The Gabrieli lab uses neuroimaging to predict which treatments will be effective for children with depression and anxiety.

MRI scan of human brain

Using the tools of neuroscience to personalize medicine


The Gabrieli lab uses neuroimaging to predict which treatments will be effective for children with depression and anxiety.

MRI scan of human brain
An MRI scan of the human brain. Image: Sadie Zacharek
Profile picture of Sadie Zacharek
Graduate student Sadie Zacharek. Photo: Steph Stevens

From summer internships as an undergraduate studying neuroscience at the University of Notre Dame, Sadie Zacharek developed interests in areas ranging from neuroimaging to developmental psychopathologies, from basic-science research to clinical translation. When she interviewed with John Gabrieli, the Grover Hermann Professor of Health Sciences and Technology and Cognitive Neuroscience, for a position in his lab as a graduate fellow, everything came together.

“The brain provides a window not only into dysfunction but also into response to treatment,” she says. “John and I both wanted to explore how we might use neuroimaging as a step toward personalized medicine.”

Zacharek joined the Gabrieli lab in 2020 and currently holds the Sheldon and Janet Razin’59 Fellowship for 2023-2024. In the Gabrieli lab, she has been designing and helping launch studies focusing on the neural mechanisms driving childhood depression and social anxiety disorder with the aim of developing strategies to predict which treatments will be most effective for individual patients.

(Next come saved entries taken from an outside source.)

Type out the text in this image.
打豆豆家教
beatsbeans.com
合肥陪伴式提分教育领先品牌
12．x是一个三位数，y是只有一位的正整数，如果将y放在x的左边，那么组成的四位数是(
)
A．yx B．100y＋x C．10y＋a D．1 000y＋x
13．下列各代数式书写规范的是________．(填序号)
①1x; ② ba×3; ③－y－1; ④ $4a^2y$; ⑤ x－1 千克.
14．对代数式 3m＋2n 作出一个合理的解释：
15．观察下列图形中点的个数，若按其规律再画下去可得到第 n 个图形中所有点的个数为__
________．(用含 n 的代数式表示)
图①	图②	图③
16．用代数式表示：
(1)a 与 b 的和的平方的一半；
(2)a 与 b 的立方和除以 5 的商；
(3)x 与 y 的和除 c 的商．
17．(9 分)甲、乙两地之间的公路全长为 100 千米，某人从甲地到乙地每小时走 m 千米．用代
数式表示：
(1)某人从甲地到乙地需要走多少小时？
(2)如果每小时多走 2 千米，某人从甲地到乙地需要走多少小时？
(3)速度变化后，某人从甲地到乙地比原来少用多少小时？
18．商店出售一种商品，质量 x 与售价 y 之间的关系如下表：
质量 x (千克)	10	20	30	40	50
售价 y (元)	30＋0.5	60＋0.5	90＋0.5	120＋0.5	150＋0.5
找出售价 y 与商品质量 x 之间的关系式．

Helping children and adults

“Depression in children is hugely understudied,” says Zacharek. “Most of the research has focused on adult and adolescent depression.” But the clinical presentation differs in the two groups, she says. “In children, irritability can be the primary presenting symptom rather than melancholy.” To get to the root of childhood depression, she is exploring both the brain basis of the disorder and how the parent-child relationship might influence symptoms. “Parents help children develop their emotion-regulation skills,” she says. “Knowing the underlying mechanisms could, in family-focused therapy, help them turn a ‘downward spiral’ into irritability, into an ‘upward spiral,’ away from it.”

The studies she is conducting include functional magnetic resonance imaging (fMRI) of children to explore their brain responses to positive and negative stimuli, fMRI of both the child and parent to compare maps of their brains’ functional connectivity, and magnetic resonance spectroscopy to explore the neurochemical environment of both, including quantities of neurometabolites that indicate inflammation (higher levels have been found to correlate with depressive pathology).

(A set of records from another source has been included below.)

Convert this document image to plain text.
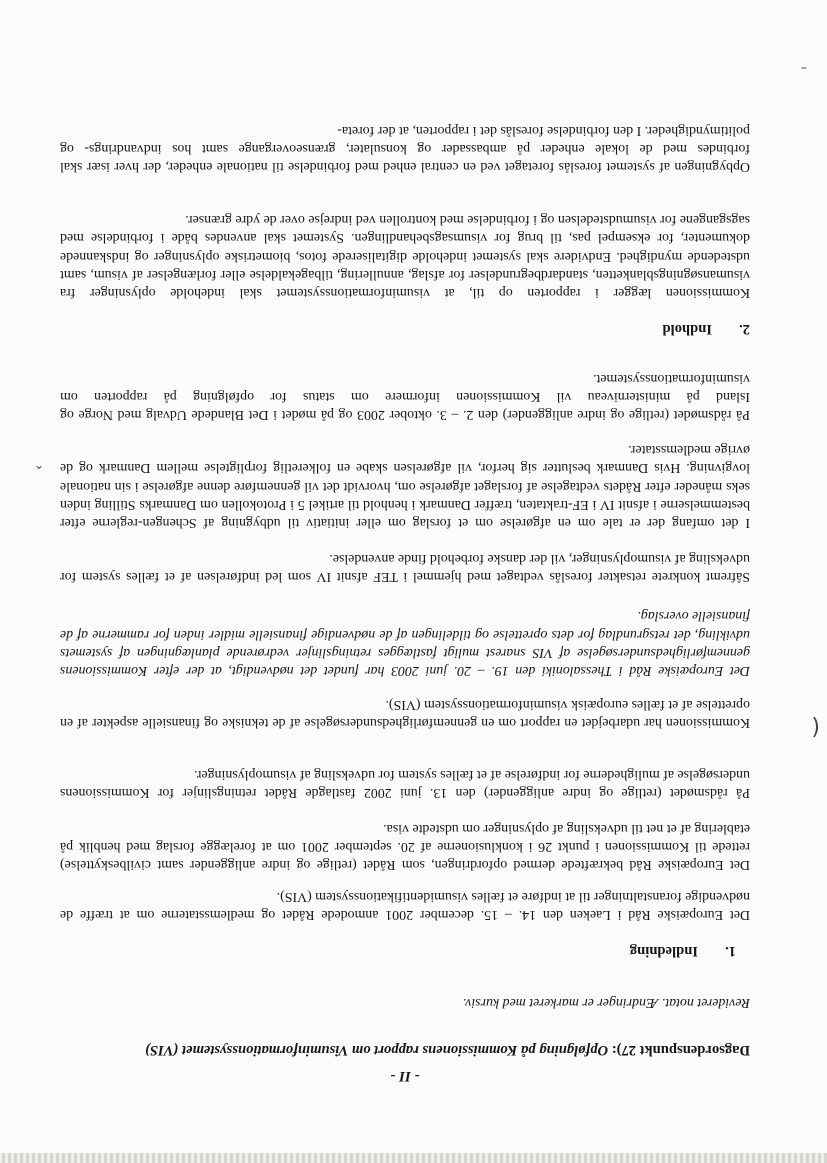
- II -
Dagsordenspunkt 27): Opfølgning på Kommissionens rapport om Visuminformationssystemet (VIS)
Revideret notat. Ændringer er markeret med kursiv.
1.Indledning

Det Europæiske Råd i Laeken den 14. – 15. december 2001 anmodede Rådet og medlemsstaterne om at træffe de nødvendige foranstaltninger til at indføre et fælles visumidentifikationssystem (VIS).

Det Europæiske Råd bekræftede dermed opfordringen, som Rådet (retlige og indre anliggender samt civilbeskyttelse) rettede til Kommissionen i punkt 26 i konklusionerne af 20. september 2001 om at forelægge forslag med henblik på etablering af et net til udveksling af oplysninger om udstedte visa.

På rådsmødet (retlige og indre anliggender) den 13. juni 2002 fastlagde Rådet retningslinjer for Kommissionens undersøgelse af mulighederne for indførelse af et fælles system for udveksling af visumoplysninger.

Kommissionen har udarbejdet en rapport om en gennemførlighedsundersøgelse af de tekniske og finansielle aspekter af en oprettelse af et fælles europæisk visuminformationssystem (VIS).

Det Europæiske Råd i Thessaloniki den 19. – 20. juni 2003 har fundet det nødvendigt, at der efter Kommissionens gennemførlighedsundersøgelse af VIS snarest muligt fastlægges retningslinjer vedrørende planlægningen af systemets udvikling, det retsgrundlag for dets oprettelse og tildelingen af de nødvendige finansielle midler inden for rammerne af de finansielle overslag.

Såfremt konkrete retsakter foreslås vedtaget med hjemmel i TEF afsnit IV som led indførelsen af et fælles system for udveksling af visumoplysninger, vil der danske forbehold finde anvendelse.

I det omfang der er tale om en afgørelse om et forslag om eller initiativ til udbygning af Schengen-reglerne efter bestemmelserne i afsnit IV i EF-traktaten, træffer Danmark i henhold til artikel 5 i Protokollen om Danmarks Stilling inden seks måneder efter Rådets vedtagelse af forslaget afgørelse om, hvorvidt det vil gennemføre denne afgørelse i sin nationale lovgivning. Hvis Danmark beslutter sig herfor, vil afgørelsen skabe en folkeretlig forpligtelse mellem Danmark og de øvrige medlemsstater.

På rådsmødet (retlige og indre anliggender) den 2. – 3. oktober 2003 og på mødet i Det Blandede Udvalg med Norge og Island på ministerniveau vil Kommissionen informere om status for opfølgning på rapporten om visuminformationssystemet.

2.Indhold

Kommissionen lægger i rapporten op til, at visuminformationssystemet skal indeholde oplysninger fra visumansøgningsblanketten, standardbegrundelser for afslag, annullering, tilbagekaldelse eller forlængelser af visum, samt udstedende myndighed. Endvidere skal systemet indeholde digitaliserede fotos, biometriske oplysninger og indskannede dokumenter, for eksempel pas, til brug for visumsagsbehandlingen. Systemet skal anvendes både i forbindelse med sagsgangene for visumudstedelsen og i forbindelse med kontrollen ved indrejse over de ydre grænser.

Opbygningen af systemet foreslås foretaget ved en central enhed med forbindelse til nationale enheder, der hver især skal forbindes med de lokale enheder på ambassader og konsulater, grænseovergange samt hos indvandrings- og politimyndigheder. I den forbindelse foreslås det i rapporten, at der foreta-

(
⌃
⁼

“If we could find a normative range for neurochemicals and then see how far someone has deviated in depression, or a neural signature of elevated activity in a brain region, that could serve as a biomarker for future interventions,” she says. “Such a biomarker would be especially relevant for children given that they are less able to articulately convey their symptoms or internal experience.”

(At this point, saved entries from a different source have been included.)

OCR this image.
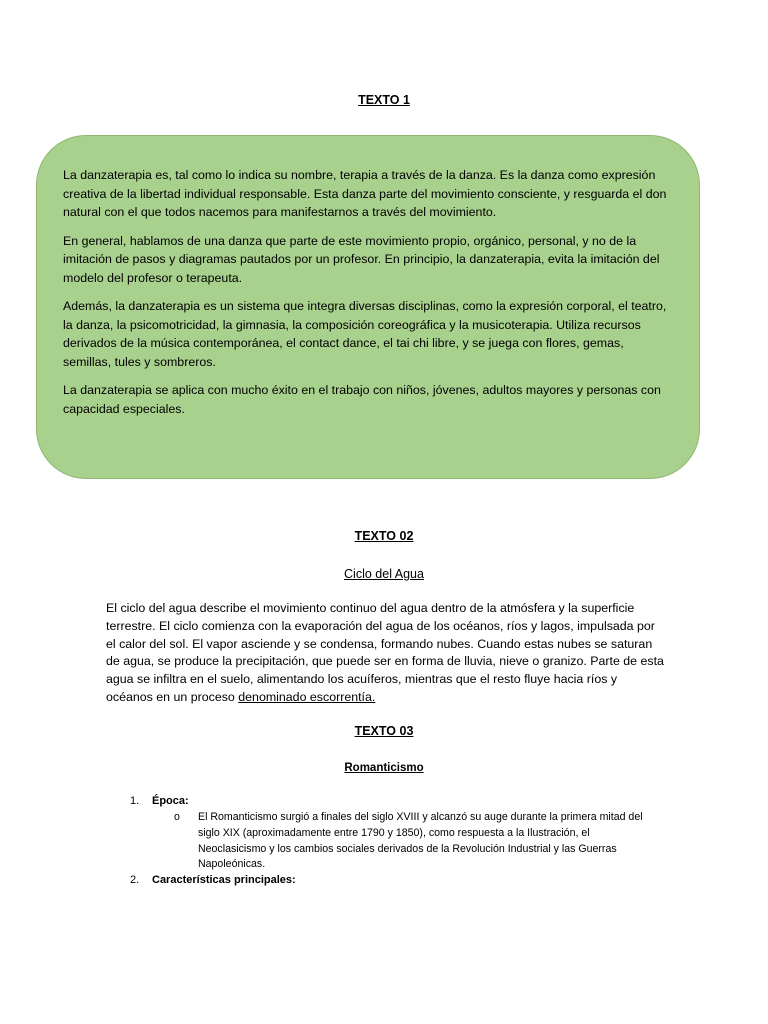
TEXTO 1

La danzaterapia es, tal como lo indica su nombre, terapia a través de la danza. Es la danza como expresión creativa de la libertad individual responsable. Esta danza parte del movimiento consciente, y resguarda el don natural con el que todos nacemos para manifestarnos a través del movimiento.

En general, hablamos de una danza que parte de este movimiento propio, orgánico, personal, y no de la imitación de pasos y diagramas pautados por un profesor. En principio, la danzaterapia, evita la imitación del modelo del profesor o terapeuta.

Además, la danzaterapia es un sistema que integra diversas disciplinas, como la expresión corporal, el teatro, la danza, la psicomotricidad, la gimnasia, la composición coreográfica y la musicoterapia. Utiliza recursos derivados de la música contemporánea, el contact dance, el tai chi libre, y se juega con flores, gemas, semillas, tules y sombreros.

La danzaterapia se aplica con mucho éxito en el trabajo con niños, jóvenes, adultos mayores y personas con capacidad especiales.

TEXTO 02
Ciclo del Agua

El ciclo del agua describe el movimiento continuo del agua dentro de la atmósfera y la superficie terrestre. El ciclo comienza con la evaporación del agua de los océanos, ríos y lagos, impulsada por el calor del sol. El vapor asciende y se condensa, formando nubes. Cuando estas nubes se saturan de agua, se produce la precipitación, que puede ser en forma de lluvia, nieve o granizo. Parte de esta agua se infiltra en el suelo, alimentando los acuíferos, mientras que el resto fluye hacia ríos y océanos en un proceso denominado escorrentía.

TEXTO 03
Romanticismo
1.	Época:
o	El Romanticismo surgió a finales del siglo XVIII y alcanzó su auge durante la primera mitad del siglo XIX (aproximadamente entre 1790 y 1850), como respuesta a la Ilustración, el Neoclasicismo y los cambios sociales derivados de la Revolución Industrial y las Guerras Napoleónicas.
2.	Características principales:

“The brain provides a window not only into dysfunction but also into response to treatment.” – Sadie Zacharek

Social anxiety disorder is a chronic and disabling condition that affects about 7.1 percent of U.S. adults. Treatment usually involves cognitive behavior therapy (CBT), and then, if there is limited response, the addition of a selective serotonin reuptake inhibitor (SSRI), as an anxiolytic.

But what if research could reveal the key neurocircuitry of social anxiety disorder as well as changes associated with treatment? That could open the door to predicting treatment outcome.

Zacharek is collecting neuroimaging data, as well as clinical assessments, from participants. The participants diagnosed with social anxiety disorder will then undergo 12 weeks of group CBT, followed by more data collection, and then individual CBT for 12 weeks plus an SSRI for those who do not benefit from the group CBT. The results from those two time points will help determine the best treatment for each person.

“We hope to build a predictive model that could enable clinicians to scan a new patient and select the optimal treatment,” says Zacharek. “John’s many long-standing relationships with clinicians in this area make all of these translational studies possible.”